Let’s consider how a daily call from a nursing leader might have positively impacted her experience. She said that being powerless to reach anyone just escalated her fears, and just knowing that a phone call would eventually come each day alleviated some of her stress. 

It wasn’t about the fear of what the news would be, but just no news that was devastating. If someone from the nursing staff had reached out to listen to her, to learn about her father and his preferences and needs (remember he couldn’t clearly speak when admitted) she would have had greater confidence in the team from the beginning.  

This example illustrates why nurse leader rounds on patients and families are still important, if not more important, during these difficult times. Having been a director and manager, I know that there are those days when safety first is all you can accomplish. We also know that at Nobl.  From the beginning of the pandemic we have shared with our clients a wide array of options to support them to continue to round during the covid-19 pandemic. 


Here are some of those ideas that continue to be best practices for rounding during the pandemic. 


  • Developing custom rounding question sets for the non-Covid-19 patients and families to address concerns and fears, with their unique situation of being in the hospital, about contracting the disease from staff.  

  • Granting permission for other nursing formal and informal leaders to virtually round on patients and families, when directors and managers are consumed just ‘keeping the wheels on the bus.’ Teaching those new rounders how to put more emphasis on listening and recording, than asking standard questions and filling squares. Helping them to see that promising a touchpoint and meeting that goal, can be all it takes to help everyone through this with less stress. When families know that someone will call them at an appointed time, they spend less time interrupting nursing care or switchboards with frequent calls trying to find someone who will talk to them. 

  • Helping facilities to develop standard processes to communicate key information gained during rounds that might impact the physical, emotional and financial future of the patient, so these virtual rounders know what to do with the information they collect. In the Nobl Rounding Platform the results of the round, including comments, concerns and praises are immediately available so staff with boots on the ground can have reports pushed out to them or easily review those rounds to provide better hands-on care.  

  • Setting up processes so staff can use their personal devices to safely round on patients from home or outside the unit.  

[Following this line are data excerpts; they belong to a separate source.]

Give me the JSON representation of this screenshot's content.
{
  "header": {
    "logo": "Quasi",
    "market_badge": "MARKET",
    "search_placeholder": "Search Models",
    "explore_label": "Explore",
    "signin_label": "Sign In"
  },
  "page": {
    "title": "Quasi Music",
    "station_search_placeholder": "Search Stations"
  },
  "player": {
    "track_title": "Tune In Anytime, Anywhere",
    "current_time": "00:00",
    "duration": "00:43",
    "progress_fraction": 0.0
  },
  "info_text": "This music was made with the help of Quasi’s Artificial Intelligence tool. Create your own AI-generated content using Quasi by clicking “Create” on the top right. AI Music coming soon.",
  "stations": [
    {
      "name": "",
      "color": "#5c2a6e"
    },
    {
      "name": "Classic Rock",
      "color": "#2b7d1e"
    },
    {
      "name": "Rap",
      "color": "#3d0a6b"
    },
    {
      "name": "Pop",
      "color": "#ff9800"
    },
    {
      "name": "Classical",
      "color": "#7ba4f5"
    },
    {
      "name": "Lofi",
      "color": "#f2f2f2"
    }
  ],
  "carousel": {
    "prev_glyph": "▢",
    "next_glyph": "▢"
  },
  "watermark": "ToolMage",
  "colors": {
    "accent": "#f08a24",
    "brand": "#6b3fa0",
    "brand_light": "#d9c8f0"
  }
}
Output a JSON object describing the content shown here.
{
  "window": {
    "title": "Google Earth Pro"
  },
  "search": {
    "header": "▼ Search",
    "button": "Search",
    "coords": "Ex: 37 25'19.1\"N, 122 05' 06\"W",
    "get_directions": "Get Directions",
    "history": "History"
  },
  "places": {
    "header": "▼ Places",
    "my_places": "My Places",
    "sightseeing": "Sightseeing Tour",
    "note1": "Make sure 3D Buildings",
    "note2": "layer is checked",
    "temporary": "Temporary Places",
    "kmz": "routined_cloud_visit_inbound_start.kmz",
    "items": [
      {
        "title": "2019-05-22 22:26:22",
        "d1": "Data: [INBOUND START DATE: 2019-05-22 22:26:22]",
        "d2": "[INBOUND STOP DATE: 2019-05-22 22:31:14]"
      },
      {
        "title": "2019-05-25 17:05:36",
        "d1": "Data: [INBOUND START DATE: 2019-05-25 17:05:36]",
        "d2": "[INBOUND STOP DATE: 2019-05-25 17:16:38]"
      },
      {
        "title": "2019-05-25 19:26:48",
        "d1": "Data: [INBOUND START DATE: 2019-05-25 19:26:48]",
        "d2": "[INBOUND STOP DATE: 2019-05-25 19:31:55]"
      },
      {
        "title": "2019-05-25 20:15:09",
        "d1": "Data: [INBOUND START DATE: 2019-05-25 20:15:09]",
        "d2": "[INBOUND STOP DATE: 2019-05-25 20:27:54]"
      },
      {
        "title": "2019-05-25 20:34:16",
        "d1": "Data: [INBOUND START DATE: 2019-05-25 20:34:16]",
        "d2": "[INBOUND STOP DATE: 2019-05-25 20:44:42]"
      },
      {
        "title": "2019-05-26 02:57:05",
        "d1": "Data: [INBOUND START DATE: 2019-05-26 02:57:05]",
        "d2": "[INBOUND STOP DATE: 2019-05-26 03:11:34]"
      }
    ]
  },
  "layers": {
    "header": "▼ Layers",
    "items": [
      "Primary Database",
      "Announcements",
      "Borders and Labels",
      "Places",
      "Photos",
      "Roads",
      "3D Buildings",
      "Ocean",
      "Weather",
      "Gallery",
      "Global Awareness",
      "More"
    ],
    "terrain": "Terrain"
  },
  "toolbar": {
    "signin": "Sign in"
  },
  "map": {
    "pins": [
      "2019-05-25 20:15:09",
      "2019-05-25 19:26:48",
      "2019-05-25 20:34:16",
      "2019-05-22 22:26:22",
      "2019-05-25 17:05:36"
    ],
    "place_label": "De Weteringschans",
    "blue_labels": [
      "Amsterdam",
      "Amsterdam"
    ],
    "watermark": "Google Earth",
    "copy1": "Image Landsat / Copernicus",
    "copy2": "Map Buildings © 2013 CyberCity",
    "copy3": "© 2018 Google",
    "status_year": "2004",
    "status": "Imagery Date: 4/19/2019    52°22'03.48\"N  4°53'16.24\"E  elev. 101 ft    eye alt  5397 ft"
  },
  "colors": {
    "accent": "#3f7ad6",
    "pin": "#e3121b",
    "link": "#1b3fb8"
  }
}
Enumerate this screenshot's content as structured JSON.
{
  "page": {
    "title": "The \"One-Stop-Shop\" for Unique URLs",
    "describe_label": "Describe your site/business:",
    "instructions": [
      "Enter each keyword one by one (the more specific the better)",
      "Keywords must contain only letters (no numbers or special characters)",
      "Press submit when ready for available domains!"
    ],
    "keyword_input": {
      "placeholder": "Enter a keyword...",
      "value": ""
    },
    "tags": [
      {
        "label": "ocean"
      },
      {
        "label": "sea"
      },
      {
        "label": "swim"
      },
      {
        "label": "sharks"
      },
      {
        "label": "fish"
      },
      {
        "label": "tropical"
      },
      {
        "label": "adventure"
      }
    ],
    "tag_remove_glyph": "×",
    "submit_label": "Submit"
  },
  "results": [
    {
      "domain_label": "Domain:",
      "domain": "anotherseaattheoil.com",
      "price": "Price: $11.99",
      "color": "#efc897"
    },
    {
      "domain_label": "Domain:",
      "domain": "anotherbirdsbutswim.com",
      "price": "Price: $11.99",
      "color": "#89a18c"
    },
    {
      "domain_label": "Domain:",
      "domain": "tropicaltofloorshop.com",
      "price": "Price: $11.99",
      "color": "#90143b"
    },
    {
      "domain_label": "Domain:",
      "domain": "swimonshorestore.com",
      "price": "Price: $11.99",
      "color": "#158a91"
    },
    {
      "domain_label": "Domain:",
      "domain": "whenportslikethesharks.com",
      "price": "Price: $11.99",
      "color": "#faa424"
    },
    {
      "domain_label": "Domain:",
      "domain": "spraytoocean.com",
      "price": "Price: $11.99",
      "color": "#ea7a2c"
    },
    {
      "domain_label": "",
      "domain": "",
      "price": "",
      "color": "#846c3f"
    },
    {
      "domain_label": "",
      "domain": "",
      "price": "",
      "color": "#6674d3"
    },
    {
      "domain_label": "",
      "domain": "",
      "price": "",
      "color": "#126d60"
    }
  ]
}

  • Completing audits of room sanitation protocol compliance, observations of staff donning and doffing PPE, or even real time reporting of PPE par levels. 

I have always believed that frontline nursing leaders face a constant challenge to balance availability with accountability. Finding ways to be accountable for all the responsibilities of a leader to keep patients and staff safe while also finding time to be available to support the team and the families they serve is never easy, but nearly impossible right now. Patients and families don’t care as much ‘who’ is checking on them, but more importantly that ‘someone’ is doing it regularly. Your nurse leader round just might be a lifeline for a patient in need.